А в том самом году Филипп Лебон сидел в маленькой лаборатории и думал о газе; Тальма репетировал ложноклассическую трагедию; модницы примеряли новые шляпы с лентами; домашние хозяйки рыскали по городу, разыскивая исчезающие продукты.
А. Н. Толстой так описал разговоры лета 1917 года: «Пропадем или не пропадем? Быть России или не быть? Будут резать интеллигентов или останемся живы?»; другой говорил: «Оставьте, батенька, зачем нас резать, чепуха, не верю, а вот продовольственные магазины громить будут»; третий сообщал из достоверного источника, что «к первому числу город начнет вымирать от голода».
Случайно у московских знакомых сохранилась моя записная книжка 1917 - 1918 годов. Записи настолько лаконичны, что порой я не могу их расшифровать, но некоторые строки помогли мне многое восстановить в памяти. Записал я и про первую встречу с В. Я. Брюсовым. Это было в то самое лето, о котором писал Толстой. Я провел у Валерия Яковлевича несколько часов. Он прочитал мне недавно написанное им стихотворение об Ариадне, и мы поспорили. Если сформулировать эту часть беседы, то она будет выглядеть достаточно неожиданно для августа 1917 года:
1. Правда ли, что Тезей испытывал угрызения совести, оставив Ариадну на безлюдном острове?
2. Как правильнее писать - «Тезей» или «Фессей»? (Валерий Яковлевич настаивал на последней транскрипции.)
3. Нужно ли современному поэту писать о Тезее? (Я говорил, что не нужно.)
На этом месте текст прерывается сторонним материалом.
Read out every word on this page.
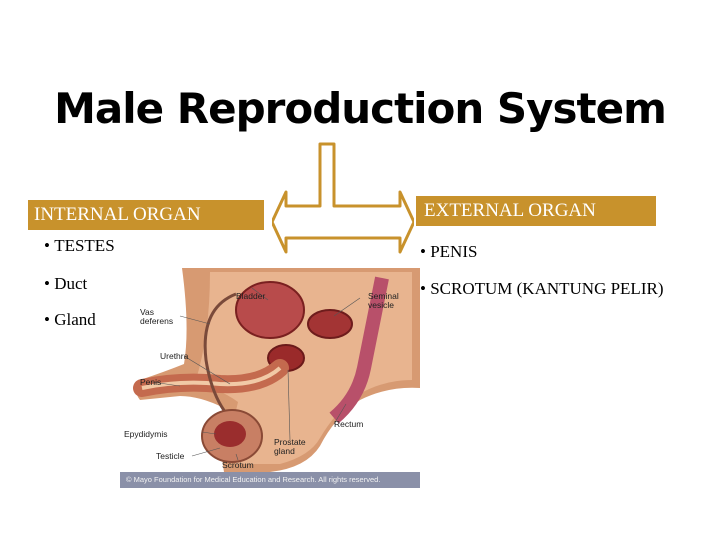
Male Reproduction System
INTERNAL ORGAN	EXTERNAL ORGAN
• TESTES
• Duct
• Gland
• PENIS
• SCROTUM (KANTUNG PELIR)
Bladder	Seminal vesicle
Vas deferens
Urethra
Penis
Epydidymis
Testicle
Scrotum
Rectum
Prostate gland
© Mayo Foundation for Medical Education and Research. All rights reserved.
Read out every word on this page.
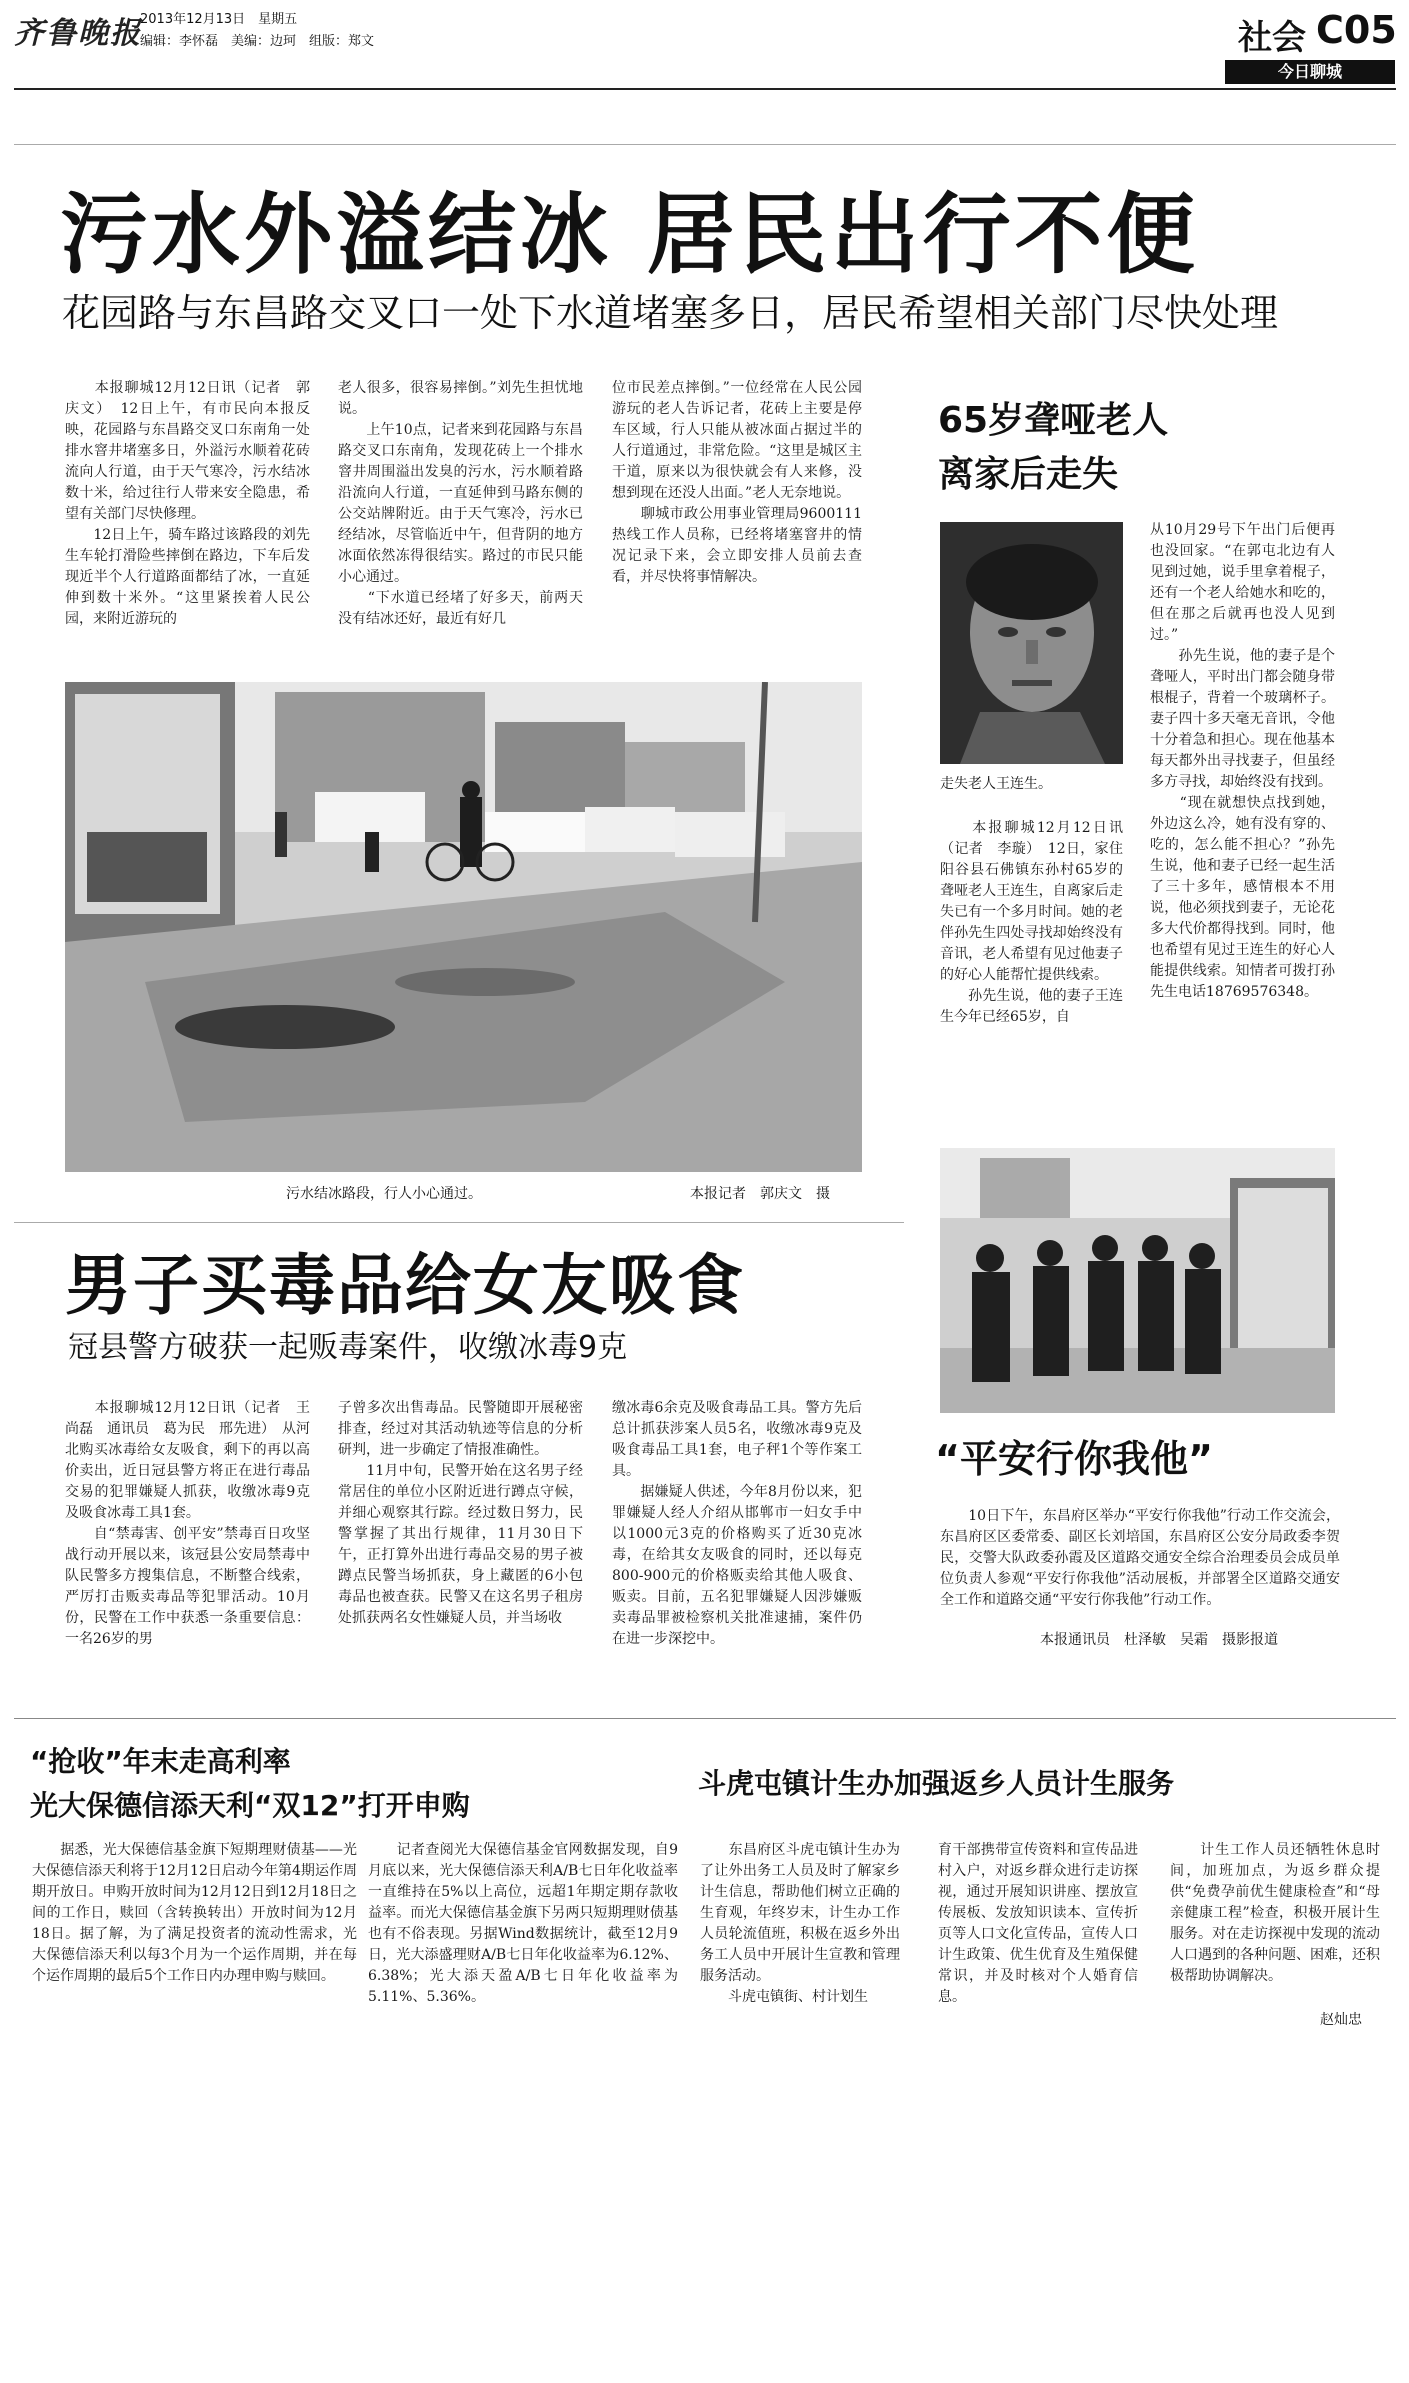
齐鲁晚报
2013年12月13日　星期五
编辑：李怀磊　美编：边珂　组版：郑文	社会 C05
今日聊城
污水外溢结冰 居民出行不便
花园路与东昌路交叉口一处下水道堵塞多日，居民希望相关部门尽快处理
　　本报聊城12月12日讯（记者　郭庆文）　12日上午，有市民向本报反映，花园路与东昌路交叉口东南角一处排水窨井堵塞多日，外溢污水顺着花砖流向人行道，由于天气寒冷，污水结冰数十米，给过往行人带来安全隐患，希望有关部门尽快修理。
　　12日上午，骑车路过该路段的刘先生车轮打滑险些摔倒在路边，下车后发现近半个人行道路面都结了冰，一直延伸到数十米外。“这里紧挨着人民公园，来附近游玩的
老人很多，很容易摔倒。”刘先生担忧地说。
　　上午10点，记者来到花园路与东昌路交叉口东南角，发现花砖上一个排水窨井周围溢出发臭的污水，污水顺着路沿流向人行道，一直延伸到马路东侧的公交站牌附近。由于天气寒冷，污水已经结冰，尽管临近中午，但背阴的地方冰面依然冻得很结实。路过的市民只能小心通过。
　　“下水道已经堵了好多天，前两天没有结冰还好，最近有好几
位市民差点摔倒。”一位经常在人民公园游玩的老人告诉记者，花砖上主要是停车区域，行人只能从被冰面占据过半的人行道通过，非常危险。“这里是城区主干道，原来以为很快就会有人来修，没想到现在还没人出面。”老人无奈地说。
　　聊城市政公用事业管理局9600111热线工作人员称，已经将堵塞窨井的情况记录下来，会立即安排人员前去查看，并尽快将事情解决。
污水结冰路段，行人小心通过。	本报记者　郭庆文　摄
65岁聋哑老人
离家后走失
走失老人王连生。
　　本报聊城12月12日讯（记者　李璇）　12日，家住阳谷县石佛镇东孙村65岁的聋哑老人王连生，自离家后走失已有一个多月时间。她的老伴孙先生四处寻找却始终没有音讯，老人希望有见过他妻子的好心人能帮忙提供线索。
　　孙先生说，他的妻子王连生今年已经65岁，自
从10月29号下午出门后便再也没回家。“在郭屯北边有人见到过她，说手里拿着棍子，还有一个老人给她水和吃的，但在那之后就再也没人见到过。”
　　孙先生说，他的妻子是个聋哑人，平时出门都会随身带根棍子，背着一个玻璃杯子。妻子四十多天毫无音讯，令他十分着急和担心。现在他基本每天都外出寻找妻子，但虽经多方寻找，却始终没有找到。
　　“现在就想快点找到她，外边这么冷，她有没有穿的、吃的，怎么能不担心？”孙先生说，他和妻子已经一起生活了三十多年，感情根本不用说，他必须找到妻子，无论花多大代价都得找到。同时，他也希望有见过王连生的好心人能提供线索。知情者可拨打孙先生电话18769576348。
男子买毒品给女友吸食
冠县警方破获一起贩毒案件，收缴冰毒9克
　　本报聊城12月12日讯（记者　王尚磊　通讯员　葛为民　邢先进）　从河北购买冰毒给女友吸食，剩下的再以高价卖出，近日冠县警方将正在进行毒品交易的犯罪嫌疑人抓获，收缴冰毒9克及吸食冰毒工具1套。
　　自“禁毒害、创平安”禁毒百日攻坚战行动开展以来，该冠县公安局禁毒中队民警多方搜集信息，不断整合线索，严厉打击贩卖毒品等犯罪活动。10月份，民警在工作中获悉一条重要信息：一名26岁的男
子曾多次出售毒品。民警随即开展秘密排查，经过对其活动轨迹等信息的分析研判，进一步确定了情报准确性。
　　11月中旬，民警开始在这名男子经常居住的单位小区附近进行蹲点守候，并细心观察其行踪。经过数日努力，民警掌握了其出行规律，11月30日下午，正打算外出进行毒品交易的男子被蹲点民警当场抓获，身上藏匿的6小包毒品也被查获。民警又在这名男子租房处抓获两名女性嫌疑人员，并当场收
缴冰毒6余克及吸食毒品工具。警方先后总计抓获涉案人员5名，收缴冰毒9克及吸食毒品工具1套，电子秤1个等作案工具。
　　据嫌疑人供述，今年8月份以来，犯罪嫌疑人经人介绍从邯郸市一妇女手中以1000元3克的价格购买了近30克冰毒，在给其女友吸食的同时，还以每克800-900元的价格贩卖给其他人吸食、贩卖。目前，五名犯罪嫌疑人因涉嫌贩卖毒品罪被检察机关批准逮捕，案件仍在进一步深挖中。
“平安行你我他”
　　10日下午，东昌府区举办“平安行你我他”行动工作交流会，东昌府区区委常委、副区长刘培国，东昌府区公安分局政委李贺民，交警大队政委孙霞及区道路交通安全综合治理委员会成员单位负责人参观“平安行你我他”活动展板，并部署全区道路交通安全工作和道路交通“平安行你我他”行动工作。
本报通讯员　杜泽敏　吴霜　摄影报道
“抢收”年末走高利率
光大保德信添天利“双12”打开申购
　　据悉，光大保德信基金旗下短期理财债基——光大保德信添天利将于12月12日启动今年第4期运作周期开放日。申购开放时间为12月12日到12月18日之间的工作日，赎回（含转换转出）开放时间为12月18日。据了解，为了满足投资者的流动性需求，光大保德信添天利以每3个月为一个运作周期，并在每个运作周期的最后5个工作日内办理申购与赎回。
　　记者查阅光大保德信基金官网数据发现，自9月底以来，光大保德信添天利A/B七日年化收益率一直维持在5%以上高位，远超1年期定期存款收益率。而光大保德信基金旗下另两只短期理财债基也有不俗表现。另据Wind数据统计，截至12月9日，光大添盛理财A/B七日年化收益率为6.12%、6.38%；光大添天盈A/B七日年化收益率为5.11%、5.36%。
斗虎屯镇计生办加强返乡人员计生服务
　　东昌府区斗虎屯镇计生办为了让外出务工人员及时了解家乡计生信息，帮助他们树立正确的生育观，年终岁末，计生办工作人员轮流值班，积极在返乡外出务工人员中开展计生宣教和管理服务活动。
　　斗虎屯镇街、村计划生
育干部携带宣传资料和宣传品进村入户，对返乡群众进行走访探视，通过开展知识讲座、摆放宣传展板、发放知识读本、宣传折页等人口文化宣传品，宣传人口计生政策、优生优育及生殖保健常识，并及时核对个人婚育信息。
　　计生工作人员还牺牲休息时间，加班加点，为返乡群众提供“免费孕前优生健康检查”和“母亲健康工程”检查，积极开展计生服务。对在走访探视中发现的流动人口遇到的各种问题、困难，还积极帮助协调解决。
赵灿忠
Можно подумать, что Брюсов был эстетом, формалистом, вечным декадентом, решившим противопоставить свой мир действительности. Это неверно; вскоре после Октябрьской революции, когда и его сверстники, и поэты более молодого поколения (в том числе я) недоумевали, метались, многое оплакивали, многим возмущались, Брюсов уже работал в первых советских учреждениях. Если он говорил со мной о Тезее, то потому, что верил в живучесть поэзии и уважал свою собственную работу. Всю жизнь он жил книгами - чужими и своими. В молодости он как-то признался, что у него «глупая чувствительность к романам, когда ее вовсе нет к событиям жизни».
Я шел к нему с двойным чувством: помнил его письма -он ведь неоднократно приободрял меня,- уважал его, а стихи его давно разлюбил и боялся, что не сдержусь, невольно обижу человека, которому многим обязан.
Валерий Яковлевич жил на Первой Мещанской; чтобы попасть к нему, я должен был пересечь знаменитую Сухаревку. Если Ватикан в Риме - независимое государство, то таким государством в Москве 1917 года была Сухаревка; она не подчинялась ни Временному правительству, ни Совету рабочих депутатов, ни милиции. Прекрасная башня высилась над грандиозным рынком; здесь, кажется; еще жила Древняя Русь с ее слепцами, певшими заунывные песни, с нищими, с юродивыми. Матерщина перебивалась причитаниями, древняя божба - разговорами о «керенках», о буржуях, о большевиках. Кого только тут не было: и дезертиры, и толстущие бабы из окрестных деревень, и оказавшиеся безработными гувернантки, экономки, приживалки, и степенные чиновницы, и воры-рецидивисты, и сопляки, торговавшие рассыпными папиросами, и попы с кудахчущими курами. Все это шумело, чертыхалось, покрикивало, притопывало - человеческое море…
«Восплакался Адамий: раю мой, раю!» - гнусавил слепец; его песня еще звучала у меня в ушах, когда я подошел к дому Брюсова. Сухаревка была необходимым предисловием, ключом к разгадке сложного явления, именуемого «Валерием Брюсовым»; ведь если можно спорить о ценности стихов, посвященных Тезею, Ассаргадону, Кукулкану, то никто не станет отрицать значение Брюсова в развитии русской культуры. (Валерий Яковлевич как-то написал: «Желал бы я не быть Валерий Брюсов»; но хорошо, что он им был.